St. Paul was supposed to get buried in this one. Instead, the Saints soaked up 19 hits at Fifth Third Field, never retired Toledo in order, gave up runs in six of nine innings and still walked away with a 10-9 win that said more about resilience than run prevention.
That kind of game tests every layer of a roster, and the Saints passed the test with offense early and defense late. Matt Wallner cracked a two-run homer in the first inning, his seventh of the season and his 48th in a Saints uniform, tying Chris Williams for the Triple-A franchise record. The next night, Wallner would break the mark with his 49th, but this win already had the feel of a player forcing the conversation. For a Minnesota organization always hunting for bats that can matter quickly, Wallner looked like the loudest answer on the field.
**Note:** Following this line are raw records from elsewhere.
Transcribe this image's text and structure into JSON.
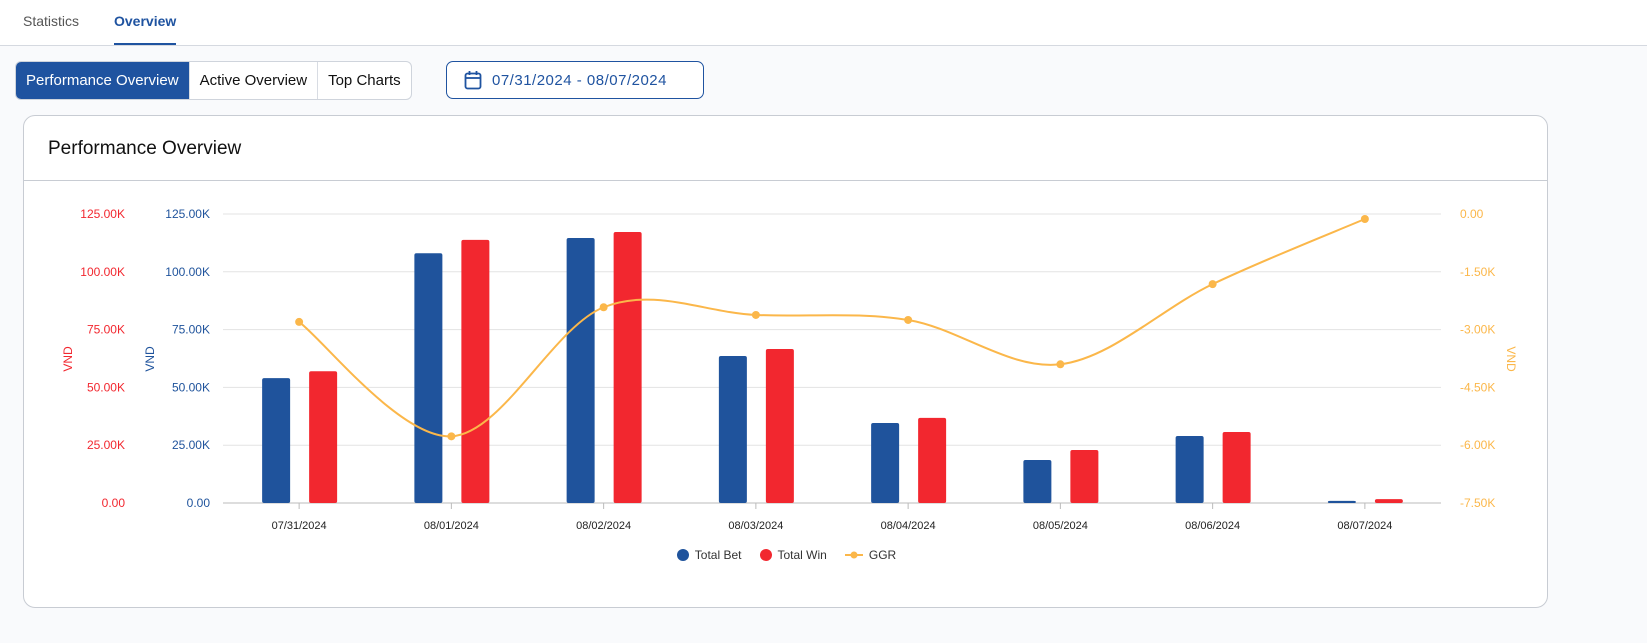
{
  "nav": {
    "tabs": [
      {
        "label": "Statistics"
      },
      {
        "label": "Overview",
        "active": true
      }
    ]
  },
  "segments": [
    {
      "label": "Performance Overview",
      "active": true
    },
    {
      "label": "Active Overview"
    },
    {
      "label": "Top Charts"
    }
  ],
  "date_range": {
    "value": "07/31/2024 - 08/07/2024",
    "icon": "calendar-icon"
  },
  "card": {
    "title": "Performance Overview"
  },
  "colors": {
    "accent": "#1f53a0",
    "bet": "#1f539c",
    "win": "#f2272f",
    "ggr": "#fbb74a"
  },
  "chart_data": {
    "type": "bar+line",
    "categories": [
      "07/31/2024",
      "08/01/2024",
      "08/02/2024",
      "08/03/2024",
      "08/04/2024",
      "08/05/2024",
      "08/06/2024",
      "08/07/2024"
    ],
    "series": [
      {
        "name": "Total Bet",
        "type": "bar",
        "axis": "left-blue",
        "values": [
          54000,
          108000,
          114600,
          63600,
          34600,
          18600,
          29000,
          900
        ]
      },
      {
        "name": "Total Win",
        "type": "bar",
        "axis": "left-red",
        "values": [
          57000,
          113800,
          117200,
          66600,
          36800,
          22900,
          30700,
          1700
        ]
      },
      {
        "name": "GGR",
        "type": "line",
        "axis": "right",
        "values": [
          -2800,
          -5770,
          -2420,
          -2620,
          -2750,
          -3900,
          -1820,
          -130
        ]
      }
    ],
    "axes": {
      "left_red": {
        "label": "VND",
        "range": [
          0,
          125000
        ],
        "ticks": [
          "0.00",
          "25.00K",
          "50.00K",
          "75.00K",
          "100.00K",
          "125.00K"
        ]
      },
      "left_blue": {
        "label": "VND",
        "range": [
          0,
          125000
        ],
        "ticks": [
          "0.00",
          "25.00K",
          "50.00K",
          "75.00K",
          "100.00K",
          "125.00K"
        ]
      },
      "right": {
        "label": "VND",
        "range": [
          -7500,
          0
        ],
        "ticks": [
          "-7.50K",
          "-6.00K",
          "-4.50K",
          "-3.00K",
          "-1.50K",
          "0.00"
        ]
      }
    },
    "grid": true,
    "legend": "bottom"
  }
}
The rest of the lineup did enough damage to keep St. Paul ahead in a game that kept slipping into chaos. Henry Kusiak picked up his first Triple-A hit, while Tanner Schobel and Noah Cardenas contributed from the bottom of the order. Across the diamond, Tyler Gentry kept Toledo alive with four hits, the sort of night that showed why the Mud Hens were such a tough opponent in a series that had already swung from a 12-1 Saints win on June 10 to a 1-0 Toledo shutout on June 11.
The ninth inning delivered the sort of sequence that can define a road win. Tyler Gentry opened with a single, Max Clark followed with a bunt popup, and Max Anderson ripped a double off the wall. But Ben Ross and Kaelen Culpepper teamed with Cardenas and the cutoff to throw out Gentry at the plate, preserving the lead before Trent Baker struck out Gage Workman to end it. In a game where nothing came easy, that was the play that mattered most.
The Saints did not leave Toledo with a clean pitching line. They left with proof that they can survive a barrage, score enough to stay in it and finish when the last out is hanging in the air. For a team under constant roster pressure, that is the kind of ugly win that gets noticed.